Am 15. April 2014 wendete sich der von den Autonomisten dominierte Gemeinderat von Moutier an den Berner Regierungsrat: Er möge die nötigen Rechtsgrundlagen für die Durchführung einer kommunalen Abstimmungen über einen Kantonswechsel ausarbeiten. Innerhalb zweier Jahre nach der Abstimmung vom 24. November 2013 dürfen alle bernjurassischen Gemeinden eine Abstimmung verlangen - unter der Vor-aussetzung, der Grosse Rat stimmt der Gesetzesvorlage zu (siehe Infobox). Dieses Vorgehen wurde so zwischen den Kantonen Bern und Jura sowie der Eidgenossenschaft abgemacht. Gemäss dem heutigen Zeitplan werden die Gemeindeabstimmungen frühestens Ende 2016 stattfinden können.
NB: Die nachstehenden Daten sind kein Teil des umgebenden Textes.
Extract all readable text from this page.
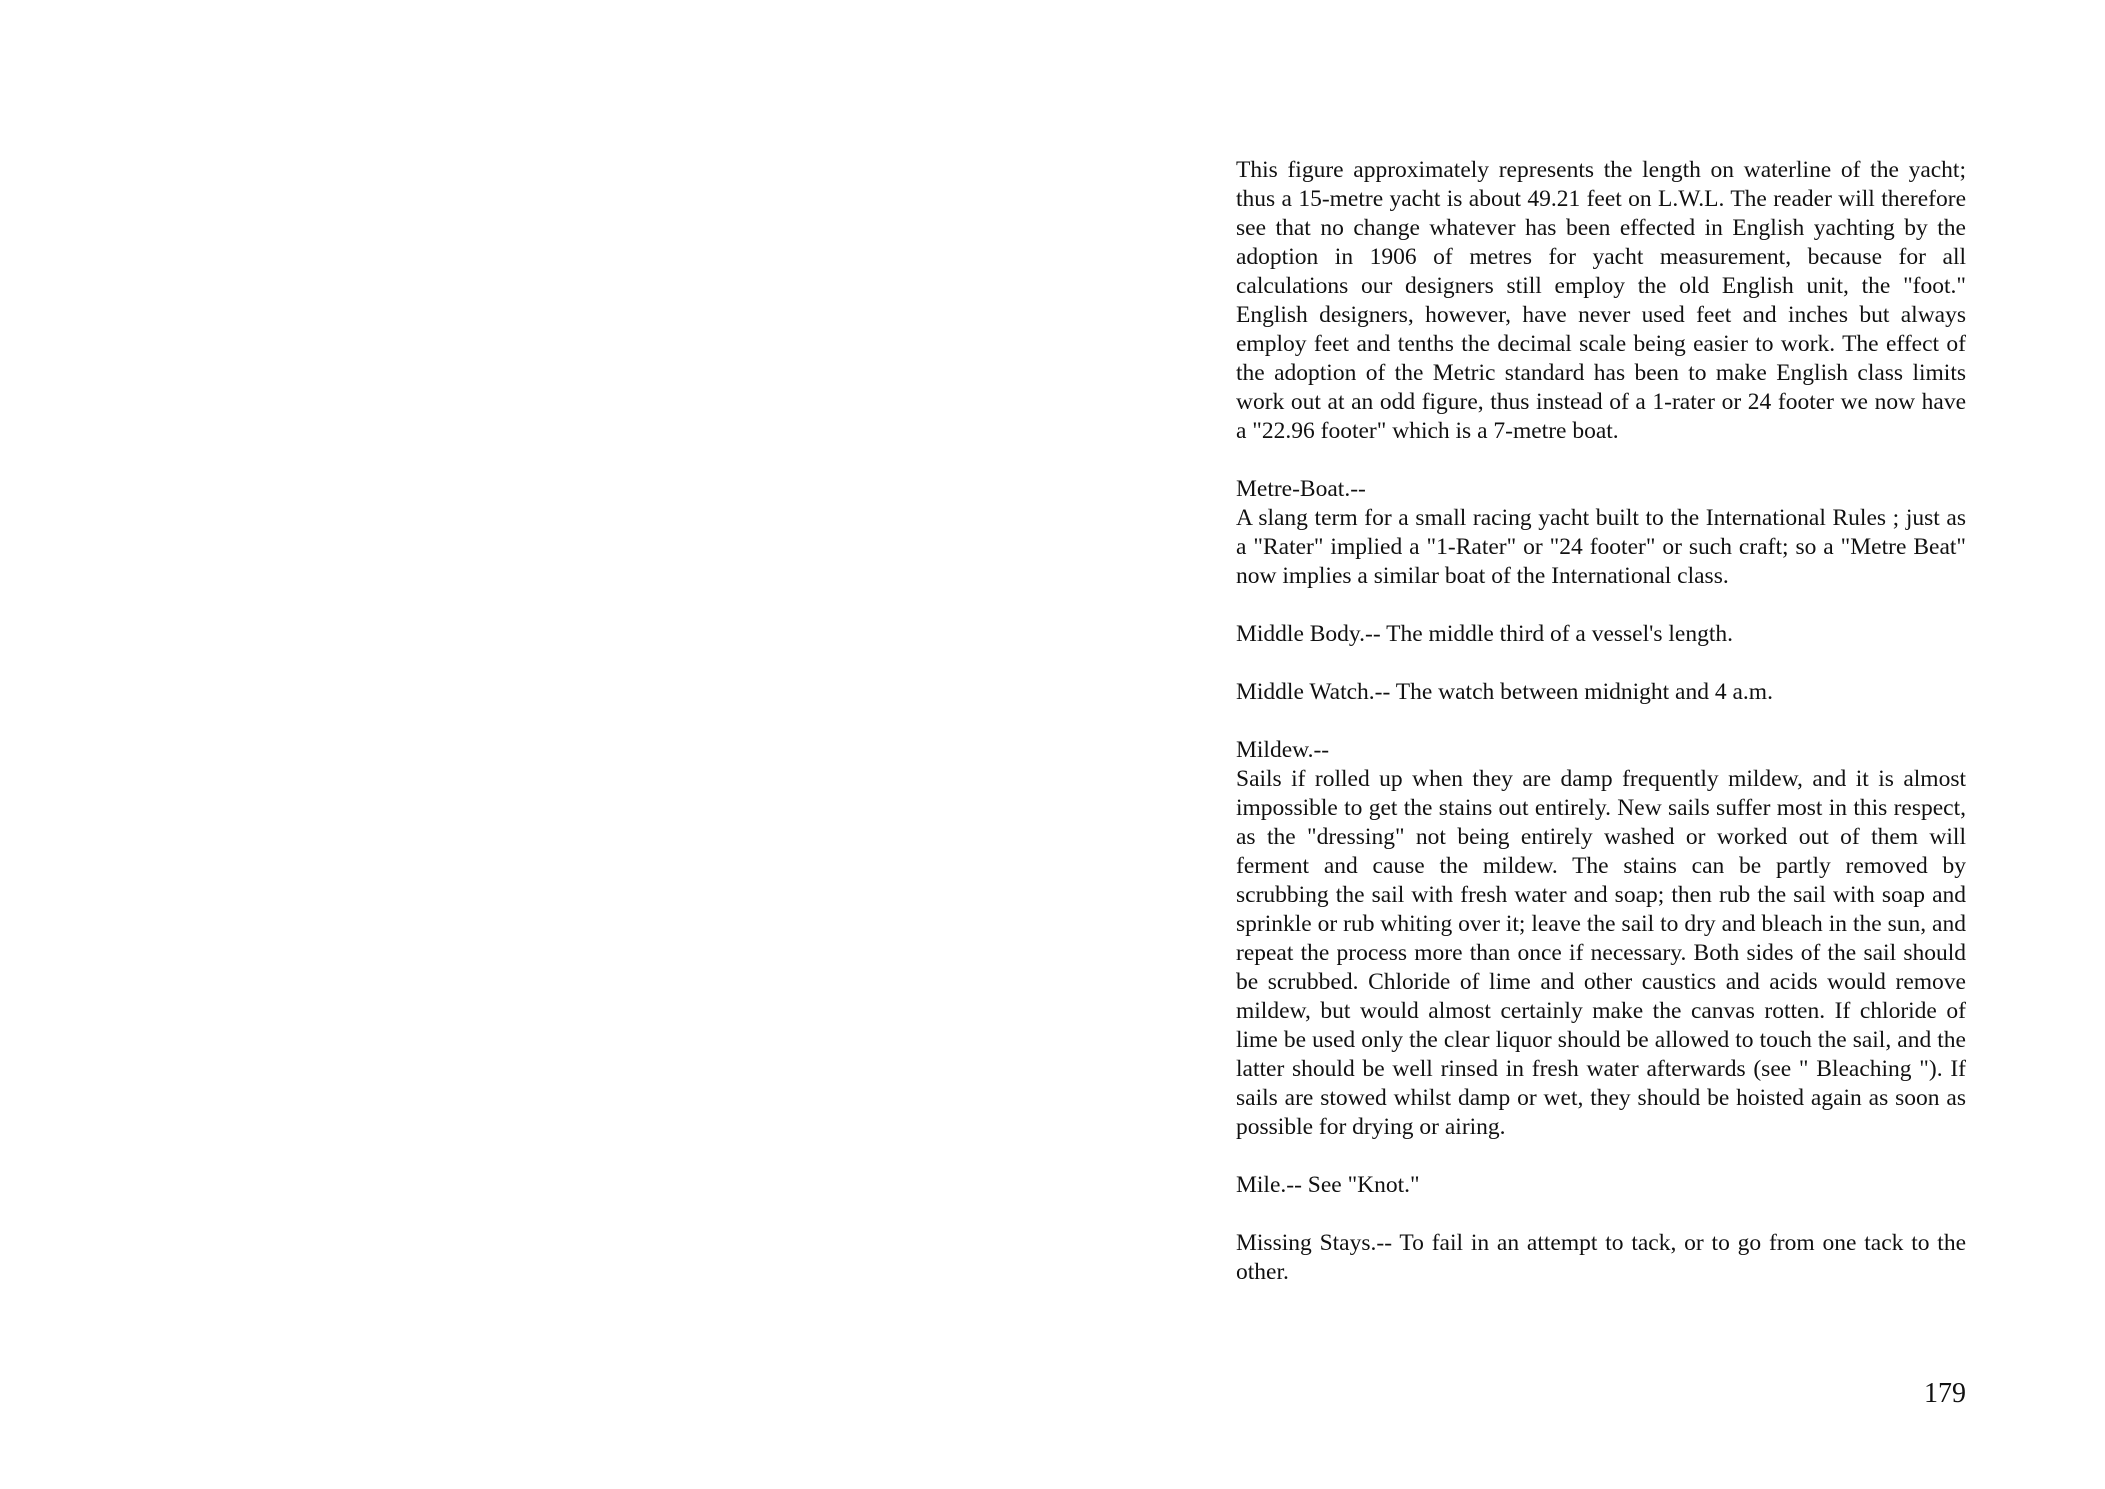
This figure approximately represents the length on waterline of the yacht; thus a 15-metre yacht is about 49.21 feet on L.W.L. The reader will therefore see that no change whatever has been effected in English yachting by the adoption in 1906 of metres for yacht measurement, because for all calculations our designers still employ the old English unit, the "foot." English designers, however, have never used feet and inches but always employ feet and tenths the decimal scale being easier to work. The effect of the adoption of the Metric standard has been to make English class limits work out at an odd figure, thus instead of a 1-rater or 24 footer we now have a "22.96 footer" which is a 7-metre boat.

Metre-Boat.--
A slang term for a small racing yacht built to the International Rules ; just as a "Rater" implied a "1-Rater" or "24 footer" or such craft; so a "Metre Beat" now implies a similar boat of the International class.

Middle Body.-- The middle third of a vessel's length.

Middle Watch.-- The watch between midnight and 4 a.m.

Mildew.--
Sails if rolled up when they are damp frequently mildew, and it is almost impossible to get the stains out entirely. New sails suffer most in this respect, as the "dressing" not being entirely washed or worked out of them will ferment and cause the mildew. The stains can be partly removed by scrubbing the sail with fresh water and soap; then rub the sail with soap and sprinkle or rub whiting over it; leave the sail to dry and bleach in the sun, and repeat the process more than once if necessary. Both sides of the sail should be scrubbed. Chloride of lime and other caustics and acids would remove mildew, but would almost certainly make the canvas rotten. If chloride of lime be used only the clear liquor should be allowed to touch the sail, and the latter should be well rinsed in fresh water afterwards (see " Bleaching "). If sails are stowed whilst damp or wet, they should be hoisted again as soon as possible for drying or airing.

Mile.-- See "Knot."

Missing Stays.-- To fail in an attempt to tack, or to go from one tack to the other.

179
Aktuell laufen Gespräche zwischen den beiden Juradelegationen der Kantonsregierungen Bern und Jura sowie dem Gemeinderat der Stadt Moutier. Das bestätigt Jean-Philippe Jeannerat, Stabsmitarbeiter von Regierungsrat Philippe Perrenoud (SP), dem Chef der Berner Juradelegation.

 

Uneinigkeit über Prozedere

Das 7500-Einwohner-Städtchen Moutier ist zwar die grösste Gemeinde mit Abwanderungsgelüsten, aber nicht die einzige. Bereits am 24. November zeigte sich, dass auch Belprahon und Grandval eine Abstimmung wünschen könnten. In beiden Gemeinden war das Resultat äusserst knapp ausgefallen. In Crémines, der Nachbargemeinde von Belprahon, hat sich in den letzten Tagen eine Bürgerbewegung formiert, die einen Wechsel zum Kanton Jura fordert. Gemäss Jeannerat sind aber erst Belprahon und Grandval bei der Berner Exekutive vorstellig geworden. Eine Abstimmung verlangen sie jedoch nur, wenn sich die Stadt Moutier für einen Transfer in die «République et Canton du Jura» entscheiden würde.

Für die Verfechter der Einheit des Kantons Bern - allen voran die SVP und die BDP - sind kommunale Abstimmungen nicht das Problem. Am demokratischen Prozess zweifelt heute kaum mehr einer. Auf Widerstand stösst indes die Idee, zuerst Moutier und später andere Gemeinden abstimmen zu lassen. «Seit Jahrzehnten wenden die Separatisten eine ‹Salamitaktik› an, um Stück für Stück Teile des Territoriums des Berner Juras zugunsten des Kantons Jura zu erobern», sagt Anne-Caroline Graber, SVP-Grossrätin aus Neuenstadt. Als Beweis führt Graber die Dörfer Erderswiler und Vellerat an, die nach dem Juraplebiszit von 1974/75 einen Kantonswechsel vollzogen hatten. «Auf Grund dieser Taktik verlangen jetzt die Separatisten, dass die kommunalen Abstimmungen in den verschiedenen Gemeinden nicht am selben Tag stattfinden», ärgert sie sich. Das gelte es unbedingt zu verhindern.

 

Skepsis herrscht im Berner Jura

Daran wird im Berner Parlament bereits gearbeitet. Im September reichten die Grossräte Manfred Bühler (SVP, Cortébert), Dave von Kaenel (PLR, Villeret) und Francis Daetwyler (SP, Saint-Imier) eine dringliche Motion ein, die die Gleichzeitigkeit der kommunalen Abstimmungen verlangt.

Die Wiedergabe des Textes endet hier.